Wednesday, August 27, 2014

Federal 2nd Court of Appeals rules that SWAT teams are not protected by "qualified immunity" when responding with unnecessary and inappropriate force.


This case was from a no knock warrant with stun grenades and will set national precendent

A U.S. federal appeals court has ruled that Connecticut police cannot claim immunity to quash lawsuits seeking millions of dollars in damages from a botched 2008 raid by a SWAT team that severely injured a homeowner and killed his friend.

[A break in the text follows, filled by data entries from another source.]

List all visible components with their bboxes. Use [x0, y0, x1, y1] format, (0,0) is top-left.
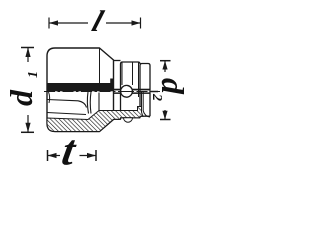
hex cavity facet lines (lower half)	[47, 100, 87, 108]
black shadow line below centerline (drive end)	[114, 92, 151, 94]
black shadow band (front body)	[47, 83, 114, 91]
pin hole groove notch (bottom)	[124, 118, 133, 123]
drive end step (bottom)	[114, 118, 121, 120]
collar bottom edges	[121, 117, 141, 119]
drive end collar outline	[121, 62, 141, 119]
centerline	[44, 91, 160, 93]
hex cavity back corner	[87, 92, 88, 114]
chamfer edge line	[99, 49, 101, 84]
drive end step (top)	[114, 60, 121, 62]
dimension l	[49, 18, 141, 29]
label d1 (rotated)	[3, 71, 41, 106]
pin hole circle	[121, 85, 133, 97]
dimension d2	[160, 61, 171, 120]
collar vertical detail lines	[121, 62, 123, 85]
svg-text:d: d	[155, 78, 191, 95]
square drive cavity wall line	[98, 93, 100, 111]
label d2 (rotated)	[149, 78, 191, 101]
svg-text:2: 2	[149, 93, 164, 101]
black shadow line under collar (drive end)	[114, 89, 151, 91]
svg-text:d: d	[3, 89, 39, 106]
square cavity back chamfer edges	[141, 92, 143, 112]
socket body outline (front hex end)	[47, 48, 114, 132]
right edge shadow blob	[110, 79, 113, 84]
dimension t	[48, 150, 97, 161]
hex entry chamfer at front face	[49, 92, 50, 103]
dimension d1	[21, 48, 34, 133]
hatched wall under hex cavity	[47, 107, 143, 132]
centerline end mark	[151, 91, 158, 93]
svg-text:1: 1	[26, 71, 41, 78]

The decision by the U.S. 2nd Court of Appeals in New York clears the way for a judge to decide whether five suburban Connecticut police departments violated the constitutional rights of homeowner Ronald Terebesi by using excessive force.

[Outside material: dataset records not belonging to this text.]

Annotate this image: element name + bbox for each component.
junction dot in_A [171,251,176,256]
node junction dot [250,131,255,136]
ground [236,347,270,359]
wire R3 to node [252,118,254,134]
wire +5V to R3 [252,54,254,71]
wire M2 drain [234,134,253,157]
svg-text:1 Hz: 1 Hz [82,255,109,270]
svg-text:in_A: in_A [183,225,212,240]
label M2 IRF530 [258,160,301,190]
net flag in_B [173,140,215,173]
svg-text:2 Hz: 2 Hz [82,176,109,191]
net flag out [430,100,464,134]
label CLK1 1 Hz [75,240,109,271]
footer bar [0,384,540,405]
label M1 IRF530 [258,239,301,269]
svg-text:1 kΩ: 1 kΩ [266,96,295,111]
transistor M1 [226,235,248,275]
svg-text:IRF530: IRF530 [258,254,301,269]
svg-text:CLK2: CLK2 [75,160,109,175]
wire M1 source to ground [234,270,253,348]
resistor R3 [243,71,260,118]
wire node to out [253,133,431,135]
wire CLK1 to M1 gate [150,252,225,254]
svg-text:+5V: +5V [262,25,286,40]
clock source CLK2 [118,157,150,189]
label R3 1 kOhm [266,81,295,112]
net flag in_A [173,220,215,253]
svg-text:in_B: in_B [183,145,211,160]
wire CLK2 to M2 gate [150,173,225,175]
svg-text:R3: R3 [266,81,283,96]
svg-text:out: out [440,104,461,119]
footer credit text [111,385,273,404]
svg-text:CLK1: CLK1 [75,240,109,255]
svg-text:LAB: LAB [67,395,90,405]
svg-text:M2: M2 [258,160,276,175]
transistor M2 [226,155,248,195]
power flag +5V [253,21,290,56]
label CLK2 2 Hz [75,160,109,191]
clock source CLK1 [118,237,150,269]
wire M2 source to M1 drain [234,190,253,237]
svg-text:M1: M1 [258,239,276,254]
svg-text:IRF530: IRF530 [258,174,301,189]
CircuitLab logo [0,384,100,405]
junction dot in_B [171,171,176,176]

On May 18, 2008, a heavily armed SWAT - or special weapons and tactics - team unit knocked down Terebesi's door, threw stun flash grenades into his Easton home and fatally shot 33-year-old Gonzalo Guizan of Norfolk as the two men watched television.

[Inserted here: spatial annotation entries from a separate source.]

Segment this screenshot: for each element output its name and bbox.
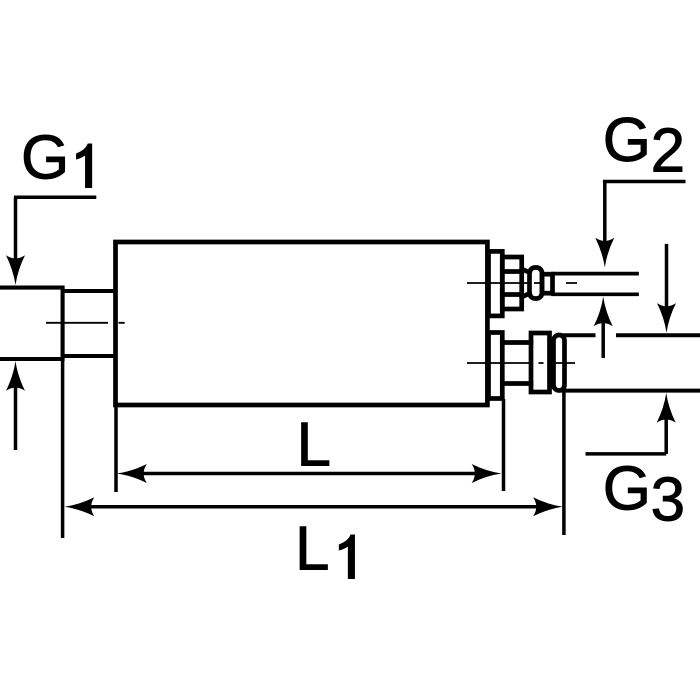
svg-text:G: G <box>603 106 651 175</box>
svg-text:G: G <box>603 455 651 524</box>
svg-text:2: 2 <box>651 117 685 186</box>
svg-text:G: G <box>21 123 69 192</box>
svg-text:3: 3 <box>651 466 685 535</box>
svg-text:L: L <box>297 410 331 479</box>
svg-text:L: L <box>295 515 329 584</box>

Guizan, who was visiting the home, died after being shot a half dozen times.
“The court ruling here is going to be relied upon in other courts throughout the country," Gary Mastronardi, a Bridgeport attorney who represents Terebesi, said on Tuesday. "They set up the parameters that define the extent to which qualified immunity can be asserted by police in SWAT cases."
In a 51-page ruling that upholds a lower court decision, the appeals court said the police responded with unnecessary and inappropriate force and under the circumstances, are not protected by "qualified immunity" from the lawsuits.
The U.S. Supreme Court has ruled that government officials have qualified immunity against civil damages if their conduct does not violate someone's legal or constitutional rights.